Perguntas frequentes sobre gestrinona

1. Gestrinona engorda ou emagrece?
Não é remédio para emagrecer. Pode causar leve ganho de peso por retenção e ação anabólica. Qualquer perda de peso atribuída ao "chip" geralmente vem de aumento de atividade física e mudança alimentar associada — não da gestrinona em si.

2. Gestrinona aumenta a libido?
Pode aumentar em algumas mulheres por elevar a testosterona livre, mas o efeito é variável e vem acompanhado de risco de virilização. Não é tratamento aprovado para baixa libido.

3. Os efeitos colaterais somem quando paro o tratamento?
Os metabólicos (lipídios, fígado, peso) costumam regredir. Acne e queda de cabelo melhoram, mas podem levar meses. Engrossamento da voz e aumento do clitóris podem ser permanentes.

4. Posso engravidar usando gestrinona?
Não. Ela suprime a ovulação na maioria das mulheres, mas não é considerada anticoncepcional confiável. Se houver gravidez durante o uso, há risco de virilização do feto feminino — suspenda e procure seu médico imediatamente.

5. Gestrinona é a mesma coisa que testosterona?
Não. São hormônios diferentes, mas ambos têm ação androgênica. Por isso compartilham efeitos como acne, hirsutismo e queda de cabelo.

6. Posso usar gestrinona em qualquer idade?
Não. O uso é restrito a mulheres em idade reprodutiva com indicação ginecológica clara. Em adolescentes e na pós-menopausa, raramente há indicação.

7. Gestrinona aumenta massa muscular?
Tem efeito anabólico leve, mas insuficiente para justificar uso estético — e com risco alto de efeitos androgênicos graves. Não é recomendada para essa finalidade.

8. Qual exame detecta uso de gestrinona?
Não há dosagem sérica de gestrinona disponível na rotina. O que se observa indiretamente é testosterona total e livre elevadas, SHBG suprimida, estradiol baixo e LH/FSH suprimidos.

9. Plano de saúde cobre o tratamento com gestrinona?
Quando indicada para endometriose ou miomas com prescrição médica e bula, sim. Implantes manipulados para fins estéticos não têm cobertura.

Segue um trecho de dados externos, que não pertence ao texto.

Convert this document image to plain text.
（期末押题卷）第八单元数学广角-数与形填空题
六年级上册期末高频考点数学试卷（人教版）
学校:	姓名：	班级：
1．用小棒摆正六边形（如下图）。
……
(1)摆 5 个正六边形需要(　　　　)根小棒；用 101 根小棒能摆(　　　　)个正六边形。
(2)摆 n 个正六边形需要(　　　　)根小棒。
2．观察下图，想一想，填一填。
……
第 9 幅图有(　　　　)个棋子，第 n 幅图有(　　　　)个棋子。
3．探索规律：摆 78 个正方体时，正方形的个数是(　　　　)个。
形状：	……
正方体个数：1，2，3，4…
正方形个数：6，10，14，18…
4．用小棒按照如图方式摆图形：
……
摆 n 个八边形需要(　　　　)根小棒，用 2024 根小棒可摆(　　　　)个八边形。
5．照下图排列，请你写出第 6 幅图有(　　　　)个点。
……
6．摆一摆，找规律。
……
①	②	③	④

10. Como retirar com segurança um chip de gestrinona?
A retirada é cirúrgica simples, em consultório, sob anestesia local. Depois é importante reavaliação endocrinológica com perfil hormonal, lipídico e hepático.

Quando procurar um endocrinologista

Procure avaliação especializada se você:

  • Está em uso de gestrinona (oral ou implante) e tem dúvidas sobre segurança.
  • Apresentou acne, pelos, queda de cabelo, mudança de voz ou alteração menstrual após iniciar o tratamento.
  • Quer alternativas seguras para endometriose, miomas ou sintomas hormonais.
  • Pensa em emagrecer ou ganhar massa muscular e busca uma estratégia com respaldo científico — sem hormônios androgênicos.

Referências: Parecer CFM 06/2019 sobre implantes hormonais; Posicionamento SBEM sobre modulação hormonal; Diretrizes Febrasgo de endometriose; Bula técnica da gestrinona (Anvisa).